リアルタイム視聴につなげることは、実は最も重要だ。それを理解してくれるユーザーがいてくれることはうれしい。

>僕のようなテレビからほぼ離れた層(それでもサッカー日本代表戦とかスポーツは見るけれど)とか、テレビを家に置かない1人暮らし世帯とかがテレビに戻ってくるかが肝になってきそう

見逃し視聴サービスの大きな効果の一つが、テレビ離れを引き戻す「テレビ回帰」だ。このユーザーも鋭い。

>この業界のイノベーションは内からは難しいのではないでしょうか。外からの破壊者に期待。

>大きな一歩なのは確かですが、ユーザーファーストでサービスを作れるのか、大いに疑問…。とはいえ、期待しています。

今回の民放連会長の決断にもかかわらず、どの業界にも変化を嫌う保守勢力はいるし、むしろそれが多数派だ。しかしテレビの未来は、過去の延長線上にはない。ユーザーファーストというこれまでのテレビの歴史にはない発想を実現できるかは、テレビの未来を占う試金石だ。

■うれしいコメント

>いつでも見られるとなったとしてテレビ番組を見るかどうかを考えた。俺は見る。ほとんどテレビ見ないけど、面白い番組がなくなったわけじゃない。

>安心して視られるのはやはりテレビですね。ネットも楽しみや情報源ではあるけど、一番身近な物としての安心感を与えてくれてます。ネットと同じではない、テレビ独自の良さを作り上げて欲しいと思います。

>テレビでの扱いが非常に小さかったですが、もっとアピールをしても良いと思う。「テレビも変わります!」と胸を張ってPRしたらいいのに。

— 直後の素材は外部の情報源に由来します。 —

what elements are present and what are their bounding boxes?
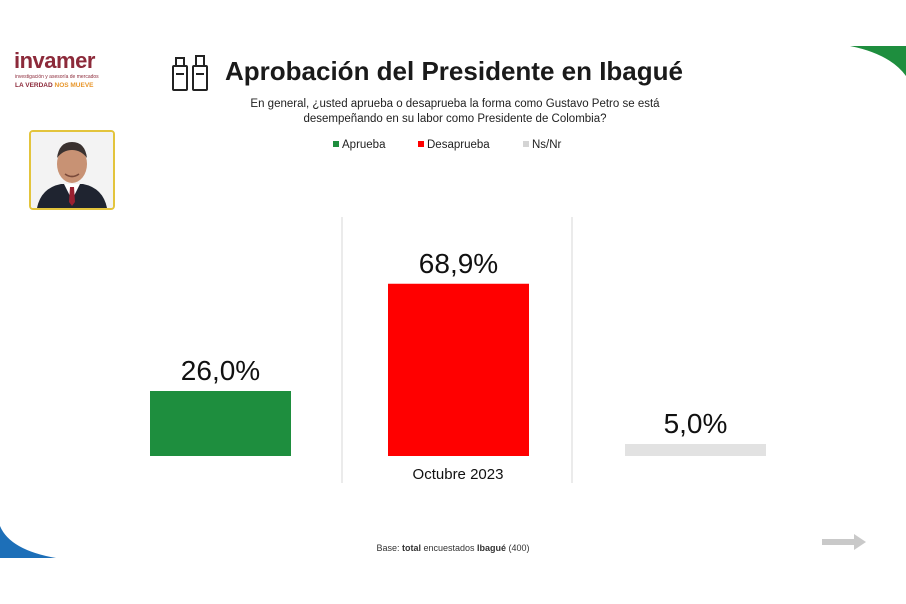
legend-item-aprueba: Aprueba <box>333 139 385 151</box>
data-label-aprueba: 26,0% <box>181 355 260 386</box>
legend-label-nsnr: Ns/Nr <box>532 139 562 151</box>
ballot-box-icon <box>172 55 208 91</box>
data-label-nsnr: 5,0% <box>664 408 728 439</box>
survey-question: En general, ¿usted aprueba o desaprueba … <box>250 98 660 125</box>
president-portrait-icon <box>29 130 115 210</box>
legend-swatch-desaprueba <box>418 141 424 147</box>
legend-label-aprueba: Aprueba <box>342 139 386 151</box>
chart-legend: Aprueba Desaprueba Ns/Nr <box>0 139 906 155</box>
legend-label-desaprueba: Desaprueba <box>427 139 490 151</box>
legend-item-nsnr: Ns/Nr <box>523 139 561 151</box>
bar-desaprueba <box>388 283 529 456</box>
brand-logo: invamer investigación y asesoría de merc… <box>12 48 102 92</box>
footer-middle: encuestados <box>420 543 478 553</box>
corner-accent-top-right <box>850 46 906 76</box>
x-tick-label: Octubre 2023 <box>413 466 504 483</box>
corner-accent-bottom-left <box>0 526 56 558</box>
brand-tagline-accent: NOS MUEVE <box>54 82 94 89</box>
page-title: Aprobación del Presidente en Ibagué <box>225 56 683 86</box>
footer-bold-city: Ibagué <box>477 543 507 553</box>
legend-swatch-nsnr <box>523 141 529 147</box>
footer-base-note: Base: total encuestados Ibagué (400) <box>0 543 906 553</box>
footer-suffix: (400) <box>506 543 530 553</box>
brand-name: invamer <box>14 48 95 73</box>
brand-tagline: LA VERDAD NOS MUEVE <box>15 82 94 89</box>
brand-subtitle: investigación y asesoría de mercados <box>15 74 99 80</box>
arrow-right-icon[interactable] <box>822 534 866 550</box>
legend-swatch-aprueba <box>333 141 339 147</box>
data-label-desaprueba: 68,9% <box>419 248 498 279</box>
brand-tagline-main: LA VERDAD <box>15 82 53 89</box>
bar-nsnr <box>625 444 766 456</box>
bar-aprueba <box>150 391 291 456</box>
footer-prefix: Base: <box>376 543 402 553</box>
legend-item-desaprueba: Desaprueba <box>418 139 490 151</box>
footer-bold-total: total <box>401 543 421 553</box>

>これは全力で応援したいし、瀕死のテレビに残された、唯一に近い道のような気が。

>テレビイノベーション、めちゃくちゃワクワクする連載だな。確かにキー局5社によるテレビ番組ネット配信の発表は劇的な変化ではあるが、「テレビの歴史が変わった日」とするのはちょっと大げさかな。今はまだ、旗を掲げただけ。掲げた旗を、実現に向けて掲げ続けられるか、ハードルは多いけど、期待してます。

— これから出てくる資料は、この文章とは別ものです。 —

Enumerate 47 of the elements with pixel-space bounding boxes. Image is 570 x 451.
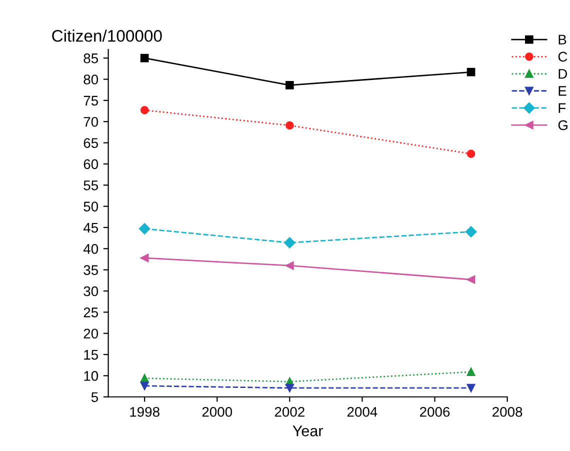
- x-tick-label: 2004: [347, 406, 378, 417]
- y-tick-label: 45: [83, 222, 98, 233]
- point: [466, 384, 476, 392]
- y-tick-label: 60: [84, 159, 98, 170]
- point: [465, 226, 477, 238]
- legend-label: D: [558, 69, 568, 79]
- point: [140, 382, 149, 390]
- point: [466, 275, 476, 284]
- y-tick-label: 5: [91, 392, 98, 402]
- point: [284, 237, 296, 248]
- x-tick-label: 2000: [202, 406, 232, 417]
- legend-label: F: [558, 103, 566, 113]
- point: [140, 106, 149, 114]
- y-tick-label: 70: [84, 116, 98, 127]
- y-tick-label: 80: [84, 74, 98, 84]
- y-tick-label: 40: [83, 244, 98, 254]
- y-tick-label: 85: [84, 53, 98, 64]
- point: [466, 150, 476, 158]
- y-tick-label: 20: [84, 328, 98, 339]
- y-tick-label: 50: [84, 202, 98, 212]
- x-tick-label: 2002: [274, 406, 304, 417]
- y-tick-label: 65: [84, 138, 98, 148]
- x-axis-title: Year: [292, 426, 323, 436]
- y-tick-label: 75: [84, 96, 98, 106]
- point: [138, 223, 150, 234]
- y-tick-label: 55: [84, 180, 98, 190]
- y-tick-label: 15: [84, 350, 98, 360]
- y-tick-label: 35: [84, 265, 98, 275]
- y-tick-label: 25: [84, 308, 98, 318]
- point: [140, 54, 149, 62]
- x-tick-label: 2006: [420, 406, 450, 417]
- x-tick-label: 1998: [130, 406, 160, 417]
- legend-label: G: [558, 120, 568, 130]
- legend-label: E: [558, 86, 566, 96]
- point: [285, 261, 294, 270]
- legend-label: B: [558, 34, 566, 44]
- y-tick-label: 10: [84, 371, 98, 381]
- point: [466, 68, 476, 76]
- x-tick-label: 2008: [492, 406, 522, 417]
- point: [285, 384, 294, 392]
- point: [285, 81, 294, 90]
- point: [466, 368, 476, 376]
- y-axis-title: Citizen/100000: [52, 30, 162, 42]
- y-tick-label: 30: [84, 286, 98, 296]
- point: [140, 254, 149, 262]
- legend-label: C: [558, 52, 568, 62]
- point: [285, 121, 294, 130]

>この記事いい!わかりやすい。全局全番組見逃し視聴サービスすごい楽しみ。とっても応援してます。おわこんと言われてる出版社やテレビ業界がどんどんチャレンジして変革していくのはとても素晴らしい。

「テレビはオワコンだ」という意見が幅を利かせているネット界だが、インターネット利用率が9割を超えた今、テレビを肯定的に捉えている人は、実はサイレント・マジョリティなのではないだろうか。今回いただいたコメントの中でも、キー局共同の見逃し視聴サービスを前向きに評価してくれる意見の方が、はるかに多かった。コメント数が多く、今回取り上げきれなかった中にも、示唆に富むありがたいものがたくさんあった。

最後の二つは、私自身としてとてもうれしかったコメントだ。NewsPicksに連載を持てて本当によかったとしみじみ思った。この機会をいただいた佐々木編集長と、コメントをいただいたみなさんに、心から感謝します。